Home Columns Cryptogram

Cryptogram

Peter Corvers

Wat doen boeren met lege stallen als zij stoppen met hun bedrijf? Welke activiteiten mogen er plaatsvinden? En hoe wordt voorkomen dat er in vrijkomende agrarische bebouwing (VAB) ongewenste activiteiten gebeuren of nog erger: ondermijnende criminaliteit.  

De komende 10 jaar stoppen zo’n 30 agrarische ondernemers in Vught, Cromvoirt en Helvoirt. De gemeenteraad stelde op 7 maart het nieuwe VAB-beleid vast omdat de politiek de huidige regeling, overgenomen van de voormalige gemeente Haaren, te ruim vindt. De Natuur- en milieugroep Vught liet al eerder van zich horen. “Het platteland dreigt nu een bedrijventerrein te worden met loodsen, hallen en werven en dat past niet bij Vught”, riep Marente Lokin van de Natuur- en milieugroep in september tijdens de raadsdialoog over het VAB-beleid.

Maar wie in het buitengebied een kijkje gaat nemen bij boeren die gestopt zijn ziet geen enkele buitensporigheid.

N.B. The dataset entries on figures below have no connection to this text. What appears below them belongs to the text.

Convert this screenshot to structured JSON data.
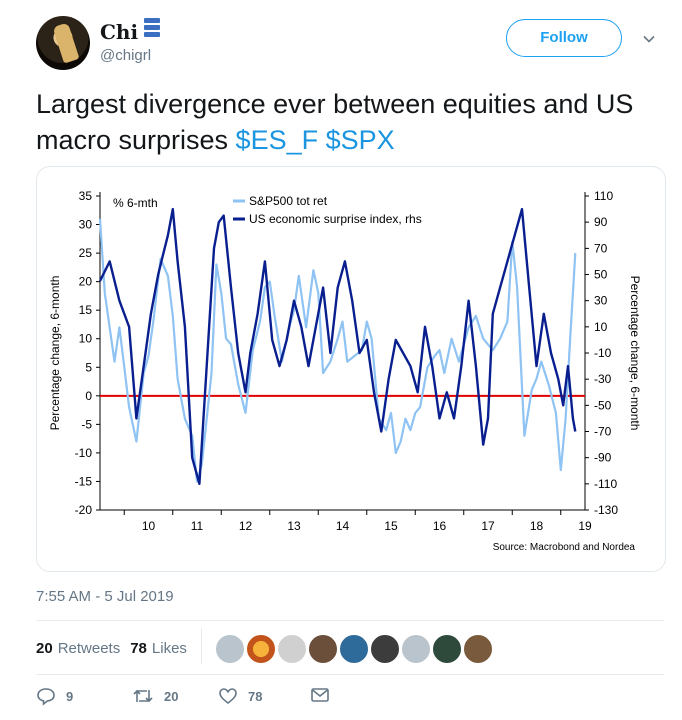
{
  "tweet": {
    "display_name": "Chi",
    "handle": "@chigrl",
    "follow_label": "Follow",
    "text_main": "Largest divergence ever between equities and US macro surprises ",
    "cashtags": "$ES_F $SPX",
    "timestamp": "7:55 AM - 5 Jul 2019",
    "retweets_count": "20",
    "retweets_label": "Retweets",
    "likes_count": "78",
    "likes_label": "Likes",
    "reply_count": "9",
    "retweet_action_count": "20",
    "like_action_count": "78"
  },
  "colors": {
    "brand_blue": "#1da1f2",
    "cashtag_blue": "#1b95e0",
    "muted_text": "#657786",
    "series_light": "#8ec3f3",
    "series_dark": "#0a1f8f",
    "zero_line": "#e00000"
  },
  "icons": [
    "chevron-down-icon",
    "reply-icon",
    "retweet-icon",
    "like-icon",
    "message-icon"
  ],
  "chart_data": {
    "type": "line",
    "left_label": "% 6-mth",
    "ylabel_left": "Percentage change, 6-month",
    "ylabel_right": "Percentage change, 6-month",
    "source": "Source: Macrobond and Nordea",
    "y_left_ticks": [
      "35",
      "30",
      "25",
      "20",
      "15",
      "10",
      "5",
      "0",
      "-5",
      "-10",
      "-15",
      "-20"
    ],
    "y_right_ticks": [
      "110",
      "90",
      "70",
      "50",
      "30",
      "10",
      "-10",
      "-30",
      "-50",
      "-70",
      "-90",
      "-110",
      "-130"
    ],
    "x_ticks": [
      "10",
      "11",
      "12",
      "13",
      "14",
      "15",
      "16",
      "17",
      "18",
      "19"
    ],
    "ylim_left": [
      -20,
      35
    ],
    "ylim_right": [
      -130,
      110
    ],
    "zero_line": 0,
    "series": [
      {
        "name": "S&P500 tot ret",
        "axis": "left",
        "x": [
          2009.5,
          2009.6,
          2009.8,
          2009.9,
          2010.0,
          2010.1,
          2010.25,
          2010.4,
          2010.5,
          2010.6,
          2010.75,
          2010.9,
          2011.0,
          2011.1,
          2011.25,
          2011.4,
          2011.5,
          2011.6,
          2011.7,
          2011.8,
          2011.9,
          2012.0,
          2012.1,
          2012.2,
          2012.35,
          2012.5,
          2012.65,
          2012.8,
          2012.9,
          2013.0,
          2013.1,
          2013.25,
          2013.4,
          2013.5,
          2013.6,
          2013.75,
          2013.9,
          2014.0,
          2014.1,
          2014.25,
          2014.4,
          2014.5,
          2014.6,
          2014.75,
          2014.9,
          2015.0,
          2015.1,
          2015.25,
          2015.4,
          2015.5,
          2015.6,
          2015.7,
          2015.8,
          2015.9,
          2016.0,
          2016.1,
          2016.25,
          2016.4,
          2016.5,
          2016.6,
          2016.75,
          2016.9,
          2017.0,
          2017.1,
          2017.25,
          2017.4,
          2017.5,
          2017.6,
          2017.75,
          2017.9,
          2018.0,
          2018.1,
          2018.25,
          2018.4,
          2018.5,
          2018.6,
          2018.75,
          2018.9,
          2019.0,
          2019.1,
          2019.2,
          2019.3
        ],
        "values": [
          31,
          18,
          6,
          12,
          5,
          -2,
          -8,
          4,
          7,
          13,
          24,
          21,
          14,
          3,
          -4,
          -7,
          -15,
          -12,
          -4,
          4,
          23,
          18,
          10,
          9,
          2,
          -3,
          8,
          13,
          19,
          20,
          14,
          6,
          12,
          15,
          21,
          12,
          22,
          18,
          4,
          6,
          10,
          13,
          6,
          7,
          8,
          13,
          10,
          -4,
          -6,
          -3,
          -10,
          -8,
          -4,
          -6,
          -3,
          -2,
          5,
          7,
          8,
          4,
          10,
          6,
          9,
          12,
          14,
          10,
          9,
          8,
          10,
          13,
          27,
          19,
          -7,
          1,
          3,
          6,
          2,
          -3,
          -13,
          -4,
          11,
          25
        ]
      },
      {
        "name": "US economic surprise index, rhs",
        "axis": "right",
        "x": [
          2009.5,
          2009.7,
          2009.9,
          2010.1,
          2010.25,
          2010.4,
          2010.55,
          2010.7,
          2010.8,
          2010.9,
          2011.0,
          2011.1,
          2011.25,
          2011.4,
          2011.55,
          2011.7,
          2011.85,
          2011.95,
          2012.05,
          2012.2,
          2012.35,
          2012.5,
          2012.6,
          2012.75,
          2012.9,
          2013.05,
          2013.2,
          2013.35,
          2013.5,
          2013.65,
          2013.8,
          2013.95,
          2014.1,
          2014.25,
          2014.4,
          2014.55,
          2014.7,
          2014.85,
          2015.0,
          2015.15,
          2015.3,
          2015.45,
          2015.6,
          2015.75,
          2015.9,
          2016.05,
          2016.2,
          2016.35,
          2016.5,
          2016.65,
          2016.8,
          2016.95,
          2017.1,
          2017.25,
          2017.4,
          2017.5,
          2017.6,
          2017.75,
          2017.9,
          2018.05,
          2018.2,
          2018.35,
          2018.5,
          2018.65,
          2018.8,
          2018.95,
          2019.05,
          2019.15,
          2019.25,
          2019.3
        ],
        "values": [
          45,
          60,
          30,
          10,
          -60,
          -20,
          20,
          50,
          65,
          80,
          100,
          60,
          10,
          -90,
          -110,
          -20,
          70,
          90,
          95,
          40,
          -10,
          -40,
          -10,
          20,
          60,
          0,
          -20,
          0,
          30,
          10,
          -20,
          10,
          40,
          -10,
          40,
          60,
          30,
          -10,
          0,
          -40,
          -70,
          -30,
          0,
          -10,
          -20,
          -40,
          10,
          -20,
          -60,
          -40,
          -60,
          -20,
          30,
          -20,
          -80,
          -60,
          20,
          40,
          60,
          80,
          100,
          40,
          -20,
          20,
          -10,
          -30,
          -50,
          -20,
          -60,
          -70
        ]
      }
    ]
  }
}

De beren die de Natuur- en milieugroep op de weg ziet, zoals ongepaste bebouwing, zijn er niet. Dat het buitengebied met het huidig beleid een industrieterrein dreigt te worden is nergens op gebaseerd.

De VAB-regeling moet ook aantrekkelijk zijn voor een agrariër anders blijven de stallen leegstaan of gaat hij er wat anders mee doen, zoals verkopen aan een andere boer. Dat vindt ook de ZLTO, al gebruikt die andere woorden voor hetzelfde: “Economische uitgangspunten moeten leidend zijn”, sprak Erik van Asten, afdelingsvoorzitter ZLTO tijdens de dialoog in september. En Van Asten zei nog iets. “Er moeten duidelijke kaders gesteld worden aan wat mogelijk is. De gemeente moet stappen durven te zetten.”

In het nieuwe VAB-beleid kiest de Vughtse politiek voor een gebiedsgerichte aanpak: zo mag in de Loonse en Drunense Duinen minder dan in agrarisch gebied. Maar de nota is verre van concreet, zoals de ZLTO zo graag had gewild. Raadslid Jan van Iersel (CDA) zei in de commissie bovendien dat 80 procent van de aanvragen niet binnen de gestelde kaders (afwegingsmatrix) passen terwijl maatwerk toch het uitgangspunt was bij het nieuwe VAB-beleid.  

Het nieuwe VAB-beleid kent veel mitsen en maren, veel slagen om de arm. De ambtenaren hebben er een cryptogram van gemaakt. Volgens de nieuwe regels moet de boer bereid zijn om buiten het eigen erf te kijken, om daar een meerwaarde voor de omgeving te creëren, en moet hij met andere partijen uitvogelen hoe die meerwaarde kan worden bereikt. “We verwachten een actieve houding van de initiatiefnemer, een open blik en, afhankelijk van de complexiteit van het initiatief, een langere doorlooptijd dan bij een regulier initiatief.” In de nota staat dat de boer ‘extra ontwikkelingsruimte’ kan verdienen, en dat het initiatief een ‘duidelijke meerwaarde’ moet hebben. Wat dat is blijft onduidelijk. Vervolgens moet de agrariër daar dan een tegenprestatie voor de omgeving tegenover zetten. En daar hangt weer een ingewikkelde rekenmethode aan vast met allerlei voorwaarden. Geen boer die er nog iets van snapt en hij is niet de enige…

Waar gaat het uiteindelijk om? 30 boeren in 10 jaar die stoppen, dus drie boeren gemiddeld per jaar. Daar tuigen Vughtse ambtenaren een heel circus voor op!

Waarom zou je niet simpelweg zeggen: ga met een boer die wil stoppen aan tafel zitten en bekijk wat in zijn situatie de mogelijkheden zijn. Betrek ook de omgeving daarbij. De wet geeft daarvoor regels. Maak het niet nodeloos ingewikkeld.